Unfortunately, they chose to refuse. We’ll never know the exact reasons, but given later events, I suspect internal politics may have been the issue.

It can still happen under Pope Francis, but if it didn’t with Pope Benedict, the odds become that much lower. Still not zero, though. :slight_smile:

No.

As Bob Marley would say, “Whom the cap fits…let him wear it.”

Or the book of Proverbs - “…where no man pursueth.”

I was making an observation about why some of us are wary of embracing the SSPX - the Kristallnacht abomination, Jewish conspiracy theories, and the like.

The fact is that the Pope and the Church do not answer to the ADL. Neither do they answer to “liberal Catholics”. To assume that they make their decisions based on “political correctness” is a grave and unfounded accusation.

If the Church worked on “political correctness”, why does Francis condemn progressives for abortion in Evangelii Gaudium? Why did Pope John Paul II and Pope Benedict XVI condemn the culture of death time after time? Why did Pope Paul VI issue Humanae Vitae?

If so, then you are wrong. Nowhere am I endorsing Anti-Semitism or any kind of negative behavior towards the Jewish people.

Well, that’s good news. :rolleyes:

I only use the example of Foxman because he seems to believe that to be a Traditional Catholic means to hate Jewish people. Which of course is not true.

You brought up Foxman, conflated him with “ecumaniacals” (a very charitable usage, I’m sure), and insinuated that the Church was holding off on reunion with the SSPX because of them.

But don’t you DARE assume that I “enjoy” bashing the Jewish community.

My post was directed at those responsible for the Kristallnacht abomination, not you. If you choose to apply it for yourself, well, the psychologists have a word for it, but I’ll refrain. You introduced the Jewish question into this discussion, when it was a tangential issue at best. Let him who has ears listen.

Whoa! So after I posted this, Rorate Caeli made a post praising it:

rorate-caeli.blogspot.com/2014/02/nixon-goes-to-china-pope-francis-you.html?m=1

Then NC Register pulled the article.

Then Rorate Caeli posted their displeasure at NC Register pulling the article.

And now the article is available on Pat Archbold’s blog here:

creativeminorityreport.com/2014/02/pope-francis-and-sspx-opportunity.html?m=1

:eek:

Yet another example, IMO, of how we were much better of when every Blog, Dick and Harry didn’t weigh in with his two denarii on Church affairs. Seriously. There are good and wise men working on such things. :slight_smile:

As for the NC Register being “intolerant” (pace, Rorate), I find them a very good news source.
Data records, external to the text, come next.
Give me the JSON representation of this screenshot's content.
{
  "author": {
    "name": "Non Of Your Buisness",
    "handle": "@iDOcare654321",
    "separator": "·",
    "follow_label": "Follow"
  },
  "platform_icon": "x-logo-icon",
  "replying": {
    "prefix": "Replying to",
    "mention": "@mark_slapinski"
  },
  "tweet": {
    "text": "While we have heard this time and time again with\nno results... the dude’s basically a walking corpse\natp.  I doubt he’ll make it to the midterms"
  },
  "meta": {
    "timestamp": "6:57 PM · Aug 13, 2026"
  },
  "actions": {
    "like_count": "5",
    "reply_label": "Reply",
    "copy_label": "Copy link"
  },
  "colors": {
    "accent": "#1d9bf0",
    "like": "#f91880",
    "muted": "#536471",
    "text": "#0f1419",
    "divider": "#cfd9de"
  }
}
Wish they’d drop Mark Shea though. :stuck_out_tongue:

I just came on CAF to see if anyone had followed this ongoing situation…I must say I am quite perplexed by what transpired at the Register.

God bless,
Paul

It is quite possible that the SSPX could be regularized at any time. This has been true for many years. Cardinal Ratzinger/Pope Benedict made this one of his life’s objectives. It would require only that the SSPX bishops and priests subject themselves to the lawful authority of the Church.
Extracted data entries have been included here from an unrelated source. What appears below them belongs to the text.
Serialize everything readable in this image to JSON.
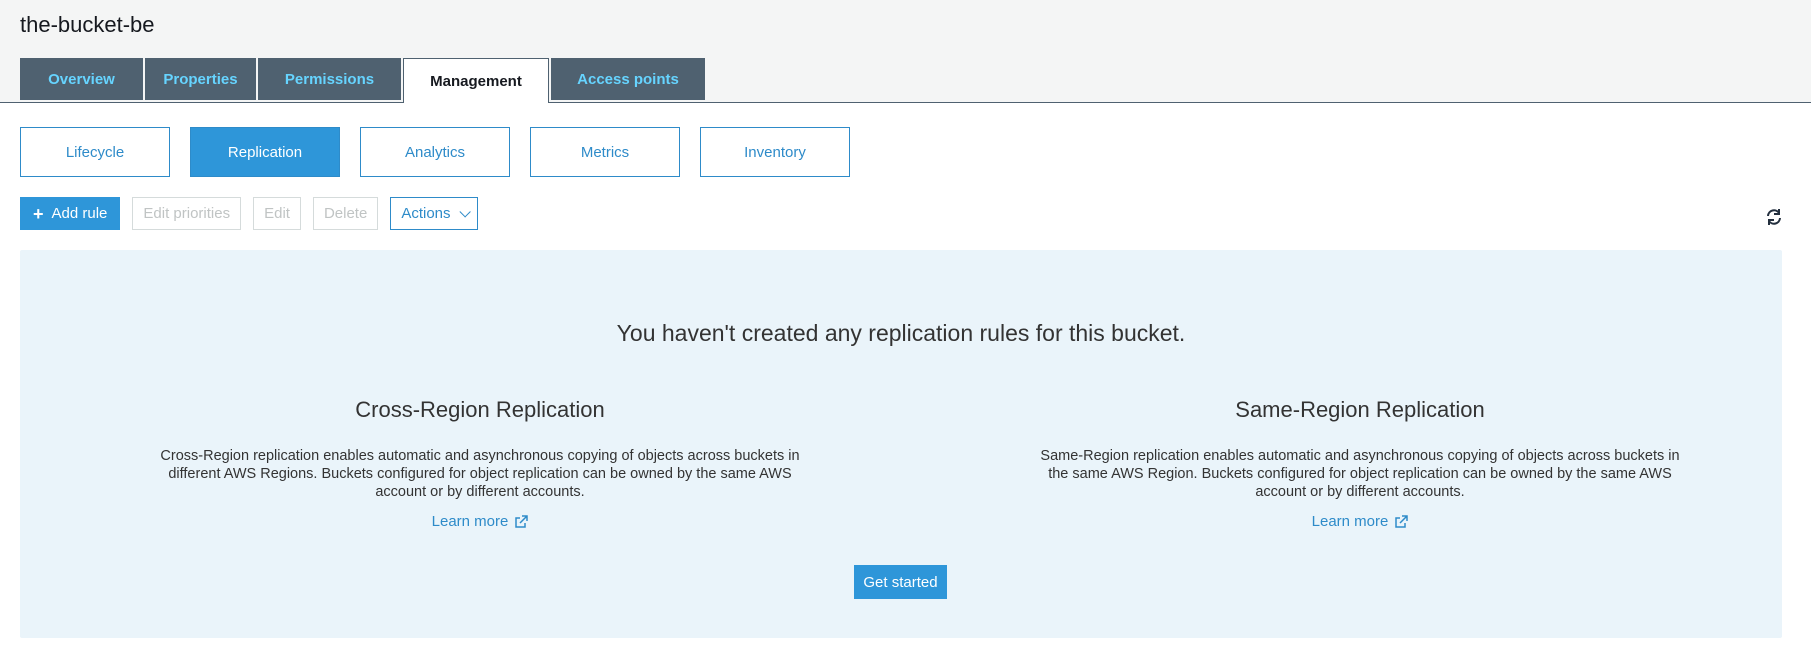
{
  "bucket": {
    "title": "the-bucket-be"
  },
  "tabs": [
    {
      "label": "Overview"
    },
    {
      "label": "Properties"
    },
    {
      "label": "Permissions"
    },
    {
      "label": "Management"
    },
    {
      "label": "Access points"
    }
  ],
  "subtabs": [
    {
      "label": "Lifecycle"
    },
    {
      "label": "Replication"
    },
    {
      "label": "Analytics"
    },
    {
      "label": "Metrics"
    },
    {
      "label": "Inventory"
    }
  ],
  "toolbar": {
    "add_rule": "Add rule",
    "edit_priorities": "Edit priorities",
    "edit": "Edit",
    "delete": "Delete",
    "actions": "Actions"
  },
  "panel": {
    "message": "You haven't created any replication rules for this bucket.",
    "cross": {
      "title": "Cross-Region Replication",
      "description": "Cross-Region replication enables automatic and asynchronous copying of objects across buckets in different AWS Regions. Buckets configured for object replication can be owned by the same AWS account or by different accounts.",
      "learn_more": "Learn more"
    },
    "same": {
      "title": "Same-Region Replication",
      "description": "Same-Region replication enables automatic and asynchronous copying of objects across buckets in the same AWS Region. Buckets configured for object replication can be owned by the same AWS account or by different accounts.",
      "learn_more": "Learn more"
    },
    "get_started": "Get started"
  },
  "icons": {
    "refresh": "refresh-icon",
    "external_link": "external-link-icon",
    "plus": "plus-icon",
    "chevron": "chevron-down-icon"
  },
  "colors": {
    "accent": "#2e96d9",
    "tab_bg": "#4f6170",
    "tab_text": "#66d4ff",
    "panel_bg": "#eaf4fa"
  }
}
Aye, there’s the rub. :thumbsup:

As far as I am concerned, the Holy See has done as much as possible to regularize the SSPX and reconcile them to the Church. The SSPX has responded with disobedience, arrogance, and increasingly erratic behavior.
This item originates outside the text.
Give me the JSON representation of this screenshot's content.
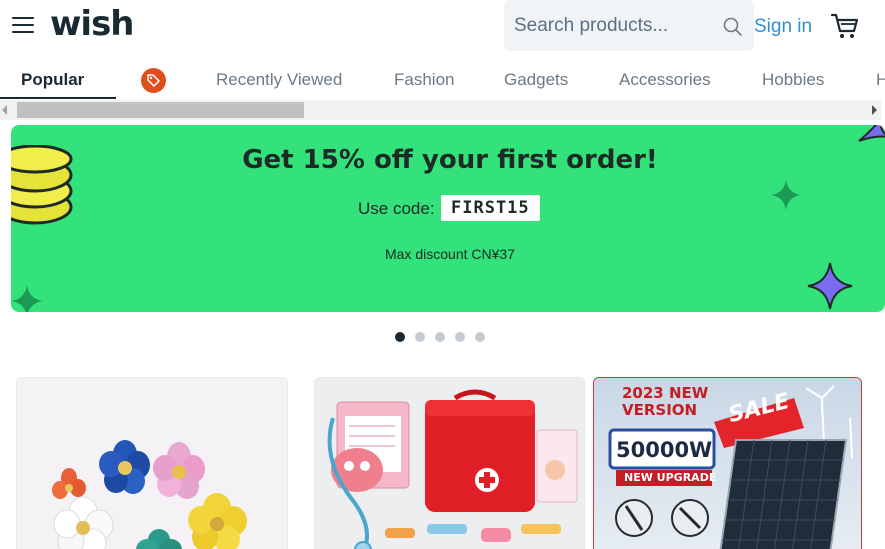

Far from being reconciled, I believe the SSPX leaders statements about Pope Francis recently constitute the nail in the coffin in this regard.

I pray that they return to the unity of faith and submission to the roman pontiff. But quite honestly, I doubt it will happen under Pope Francis, and quite possibly never will at all. I certainly won’t be holding my breath.